Starbucks Corp missed Wall Street’s forecast for quarterly comparable sales on Tuesday, hampered by weakness in its international market, where the COVID-19 pandemic has prompted governments to limit travel and close cafes.
In extended trading, shares of the Seattle-based coffee company dropped around 3%.
Consumers worked from home and made their coffee and breakfast at home, but the coffee chain, like other restaurant chains, has suffered for over a year. More customers stayed at home due to recent lockdowns in parts of Asia and Europe.
Starbucks said sales in China, its biggest growth market, nearly doubled compared to the same time a year earlier, when the country’s stores were closed due to the health crisis.
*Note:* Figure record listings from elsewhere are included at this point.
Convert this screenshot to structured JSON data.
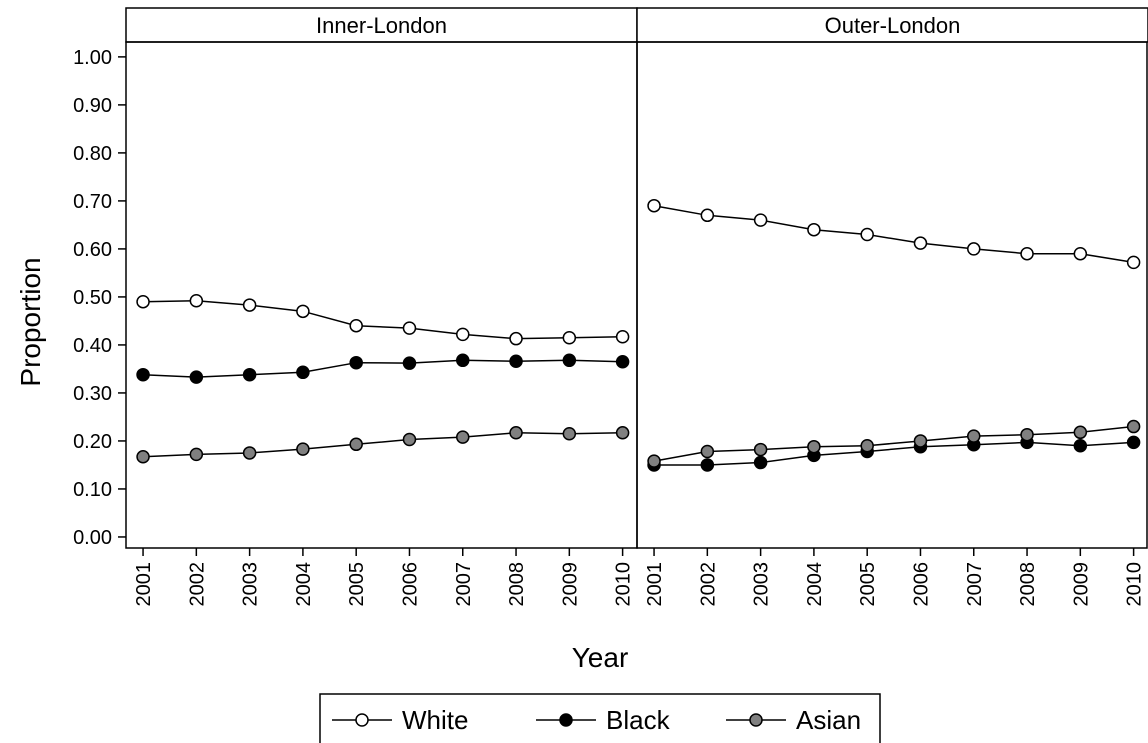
{
  "chart_data": {
    "type": "line",
    "y_label": "Proportion",
    "x_label": "Year",
    "panels": [
      "Inner-London",
      "Outer-London"
    ],
    "x": [
      2001,
      2002,
      2003,
      2004,
      2005,
      2006,
      2007,
      2008,
      2009,
      2010
    ],
    "xlim": [
      2000.68,
      2010.27
    ],
    "xticks": [
      2001,
      2002,
      2003,
      2004,
      2005,
      2006,
      2007,
      2008,
      2009,
      2010
    ],
    "ylim": [
      -0.023,
      1.031
    ],
    "yticks": [
      {
        "value": 0,
        "label": "0.00"
      },
      {
        "value": 0.1,
        "label": "0.10"
      },
      {
        "value": 0.2,
        "label": "0.20"
      },
      {
        "value": 0.3,
        "label": "0.30"
      },
      {
        "value": 0.4,
        "label": "0.40"
      },
      {
        "value": 0.5,
        "label": "0.50"
      },
      {
        "value": 0.6,
        "label": "0.60"
      },
      {
        "value": 0.7,
        "label": "0.70"
      },
      {
        "value": 0.8,
        "label": "0.80"
      },
      {
        "value": 0.9,
        "label": "0.90"
      },
      {
        "value": 1,
        "label": "1.00"
      }
    ],
    "series": [
      {
        "name": "White",
        "color": "#ffffff",
        "values": [
          [
            0.49,
            0.492,
            0.483,
            0.47,
            0.44,
            0.435,
            0.422,
            0.413,
            0.415,
            0.417
          ],
          [
            0.69,
            0.67,
            0.66,
            0.64,
            0.63,
            0.612,
            0.6,
            0.59,
            0.59,
            0.572
          ]
        ]
      },
      {
        "name": "Black",
        "color": "#000000",
        "values": [
          [
            0.338,
            0.333,
            0.338,
            0.343,
            0.363,
            0.362,
            0.368,
            0.366,
            0.368,
            0.365
          ],
          [
            0.15,
            0.15,
            0.155,
            0.17,
            0.178,
            0.188,
            0.192,
            0.197,
            0.19,
            0.197
          ]
        ]
      },
      {
        "name": "Asian",
        "color": "#808080",
        "values": [
          [
            0.167,
            0.172,
            0.175,
            0.183,
            0.193,
            0.203,
            0.208,
            0.217,
            0.215,
            0.217
          ],
          [
            0.158,
            0.178,
            0.182,
            0.188,
            0.19,
            0.2,
            0.21,
            0.213,
            0.218,
            0.23
          ]
        ]
      }
    ]
  }
}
The boom, however, was insufficient for its markets outside of the United States to outperform Wall Street expectations. According to IBES data from Refinitiv, they increased 35 percent in the company’s international markets, but fell short of expectations of 48.25 percent expansion.
Americans are returning to restaurants to pick up their breakfast and coffee after brewing their own beans at home for over a year, motivated by relaxing COVID-19 limits, relief tests, and accelerated vaccinations. The company also increased its year-end outlook, predicting that as more people get vaccinated, coffee drinkers will return to their pre-pandemic habits.
The company now expects sales of $28.5 billion to $29.3 billion in 2021, up from its previous forecast of $28 billion to $29.3 billion. It expects adjusted earnings per share of $2.90 to $3, up from $2.70 to $2.90 previously.